Thanks for this, and congratulations on getting the citizenship! My grandfather also had to leave Germany because of his Jewish background (at age 11) and about nine years ago my grandfather and dad managed to get citizenship for themselves and their descendants, through a long and annoying process. I am about to move to Germany indefinitely myself, not really because of the citizenship but just for professional reasons, and it's interesting to read about your misgivings, which to some extent I share. I'm sure you've heard of this and have probably read it but on the off chance you haven't I'd highly recommend Peter Weiss's Aesthetics of Resistance. There are tons of details and names and it's possible you might find some people your cousin was in contact with.
This is well written and emotional. I enjoyed how you described your feelings about Europe, I understand you well, I’m European from African origin, Italian citizen and I feel so proud of my citizenship that it’s difficult to explain to Italians. I have one nationality now. You were originally German and you deserve to get that nationality because it’s about your history. You deserve to own this, so that your children could continue to tell of your cousin story.

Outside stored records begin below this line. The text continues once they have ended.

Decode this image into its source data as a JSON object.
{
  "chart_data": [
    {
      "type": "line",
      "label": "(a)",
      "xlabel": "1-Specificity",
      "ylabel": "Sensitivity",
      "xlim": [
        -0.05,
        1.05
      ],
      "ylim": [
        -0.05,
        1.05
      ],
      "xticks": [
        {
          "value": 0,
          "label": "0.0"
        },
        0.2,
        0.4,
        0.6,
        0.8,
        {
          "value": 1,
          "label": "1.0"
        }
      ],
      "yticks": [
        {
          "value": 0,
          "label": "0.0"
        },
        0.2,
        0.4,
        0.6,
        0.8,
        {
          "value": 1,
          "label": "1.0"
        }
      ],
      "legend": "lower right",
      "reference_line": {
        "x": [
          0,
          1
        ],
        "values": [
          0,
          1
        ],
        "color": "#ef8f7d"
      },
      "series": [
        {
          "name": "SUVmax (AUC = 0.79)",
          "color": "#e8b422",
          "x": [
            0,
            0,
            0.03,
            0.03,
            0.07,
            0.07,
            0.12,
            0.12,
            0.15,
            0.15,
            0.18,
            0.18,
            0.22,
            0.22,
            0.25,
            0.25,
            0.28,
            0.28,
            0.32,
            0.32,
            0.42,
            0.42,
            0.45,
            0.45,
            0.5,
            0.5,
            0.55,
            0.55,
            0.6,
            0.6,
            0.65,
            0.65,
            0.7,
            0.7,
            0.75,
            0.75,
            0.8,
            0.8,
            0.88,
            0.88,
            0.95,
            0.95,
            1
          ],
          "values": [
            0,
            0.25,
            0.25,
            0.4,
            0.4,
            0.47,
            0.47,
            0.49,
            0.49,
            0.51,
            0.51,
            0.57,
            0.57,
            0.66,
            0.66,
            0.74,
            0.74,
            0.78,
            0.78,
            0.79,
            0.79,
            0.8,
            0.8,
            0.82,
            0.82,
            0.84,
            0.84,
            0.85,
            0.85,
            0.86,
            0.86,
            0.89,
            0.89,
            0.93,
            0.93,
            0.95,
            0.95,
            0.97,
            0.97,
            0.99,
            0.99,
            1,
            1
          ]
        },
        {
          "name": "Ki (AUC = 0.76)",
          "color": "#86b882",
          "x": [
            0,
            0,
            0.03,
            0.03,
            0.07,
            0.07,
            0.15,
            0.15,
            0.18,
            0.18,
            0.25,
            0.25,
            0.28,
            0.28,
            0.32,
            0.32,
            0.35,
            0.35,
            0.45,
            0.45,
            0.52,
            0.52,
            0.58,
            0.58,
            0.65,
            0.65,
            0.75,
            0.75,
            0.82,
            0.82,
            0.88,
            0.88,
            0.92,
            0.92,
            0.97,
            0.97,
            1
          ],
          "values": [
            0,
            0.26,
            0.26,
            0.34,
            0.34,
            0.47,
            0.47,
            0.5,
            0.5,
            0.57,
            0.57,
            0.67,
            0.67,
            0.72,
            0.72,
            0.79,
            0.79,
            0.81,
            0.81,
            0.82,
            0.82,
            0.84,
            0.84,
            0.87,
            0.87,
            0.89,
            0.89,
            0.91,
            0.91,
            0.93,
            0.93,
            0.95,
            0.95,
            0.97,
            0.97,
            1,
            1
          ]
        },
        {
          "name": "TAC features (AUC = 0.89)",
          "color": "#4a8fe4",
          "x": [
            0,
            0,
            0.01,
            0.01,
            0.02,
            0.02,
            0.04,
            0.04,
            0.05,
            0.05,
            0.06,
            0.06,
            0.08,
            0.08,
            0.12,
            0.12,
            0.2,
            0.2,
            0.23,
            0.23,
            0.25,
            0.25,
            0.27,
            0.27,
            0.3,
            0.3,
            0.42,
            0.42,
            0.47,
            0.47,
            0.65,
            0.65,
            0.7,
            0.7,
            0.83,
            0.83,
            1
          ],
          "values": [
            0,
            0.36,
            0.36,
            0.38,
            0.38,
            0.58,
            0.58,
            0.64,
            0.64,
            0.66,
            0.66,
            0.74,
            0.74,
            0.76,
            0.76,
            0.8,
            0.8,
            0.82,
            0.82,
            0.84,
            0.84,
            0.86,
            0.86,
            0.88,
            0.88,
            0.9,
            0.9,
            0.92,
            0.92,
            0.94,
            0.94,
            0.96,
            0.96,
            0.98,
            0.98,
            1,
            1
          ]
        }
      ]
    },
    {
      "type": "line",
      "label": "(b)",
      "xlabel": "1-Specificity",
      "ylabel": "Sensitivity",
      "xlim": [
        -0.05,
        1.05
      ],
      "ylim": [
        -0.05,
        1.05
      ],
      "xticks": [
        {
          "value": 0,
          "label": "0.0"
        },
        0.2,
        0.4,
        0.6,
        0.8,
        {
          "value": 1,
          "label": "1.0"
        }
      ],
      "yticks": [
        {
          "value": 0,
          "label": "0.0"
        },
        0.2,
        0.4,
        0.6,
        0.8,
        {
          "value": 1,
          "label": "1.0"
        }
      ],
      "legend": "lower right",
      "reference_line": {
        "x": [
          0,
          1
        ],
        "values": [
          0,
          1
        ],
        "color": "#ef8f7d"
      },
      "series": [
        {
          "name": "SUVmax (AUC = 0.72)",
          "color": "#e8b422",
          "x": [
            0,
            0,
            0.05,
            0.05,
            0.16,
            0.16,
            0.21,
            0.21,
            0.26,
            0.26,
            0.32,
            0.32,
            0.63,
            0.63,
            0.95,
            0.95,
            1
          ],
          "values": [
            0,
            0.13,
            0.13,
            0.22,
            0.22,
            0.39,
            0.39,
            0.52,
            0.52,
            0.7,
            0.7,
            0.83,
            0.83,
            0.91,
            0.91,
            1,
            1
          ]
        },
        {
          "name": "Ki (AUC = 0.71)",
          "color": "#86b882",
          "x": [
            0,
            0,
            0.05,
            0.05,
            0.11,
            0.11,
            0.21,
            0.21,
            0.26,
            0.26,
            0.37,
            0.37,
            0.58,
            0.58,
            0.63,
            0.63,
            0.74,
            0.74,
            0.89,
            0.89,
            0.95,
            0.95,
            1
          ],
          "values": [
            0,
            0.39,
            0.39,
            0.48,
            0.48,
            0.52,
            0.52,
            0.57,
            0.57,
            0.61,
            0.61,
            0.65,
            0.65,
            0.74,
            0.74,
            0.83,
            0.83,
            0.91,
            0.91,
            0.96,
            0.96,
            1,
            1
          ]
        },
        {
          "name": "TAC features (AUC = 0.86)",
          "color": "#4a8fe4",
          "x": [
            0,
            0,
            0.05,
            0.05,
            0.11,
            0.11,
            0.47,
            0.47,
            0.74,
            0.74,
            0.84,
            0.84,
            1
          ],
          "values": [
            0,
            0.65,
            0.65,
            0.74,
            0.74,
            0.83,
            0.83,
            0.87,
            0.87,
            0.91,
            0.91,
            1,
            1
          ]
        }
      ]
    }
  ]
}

Thank you for sharing your and Gottfried’s story. It is very moving.
As to the relevance to the New World, I would argue that America has not done enough to erase the legal legacy of the Confederacy. True, all laws and bonds of the CSA were declared nullities, but the true cure was embodied in the 13th-15th amendments and Reconstruction, both projects that are at best unfinished. So perhaps we can learn something from Germany here.
Thank you for this excellent piece. My great-grandfather's sister also died in Auschwitz, and was also little-remembered by the family that came to the US. I feel a similar ambivalence about the prospect of applying for Austrian citizenship, for the same reasons you express. My grandfather certainly never wanted to go back, buy like you the EU project speaks to me deeply.
"Die Toten mahnen uns" is also the inscription in a memorial in the cemetery many socialists, including Luxembourg and Liebknecht, are buried in Berlin. https://en.wikipedia.org/wiki/Zentralfriedhof_Friedrichsfelde
If something like this can wonderful, then it is, thank you
Beautiful - so sincere
A remarkable family story, recounted so well.
To the memory of Gottfried. And yes a thousand time over to the almost criminally taken-for-granted miracle of the EU project, despite the warts.
This piece has stuck with me years after reading it. It was the first time I heard about citizenship restoration. Thanks for sharing your story.
I really enjoyed reading that, thank you!
great essay, John. Thanks.
That’s a beautiful piece of insight. As a Jew with some tragedies in my bloodline as well, I often wonder how to hold this knowledge, how much is honor and how much is revanchism (or something in that general grievance minded way). This is another way to look at it, just to be considered.
Thanks for sharing, John. Congratulations.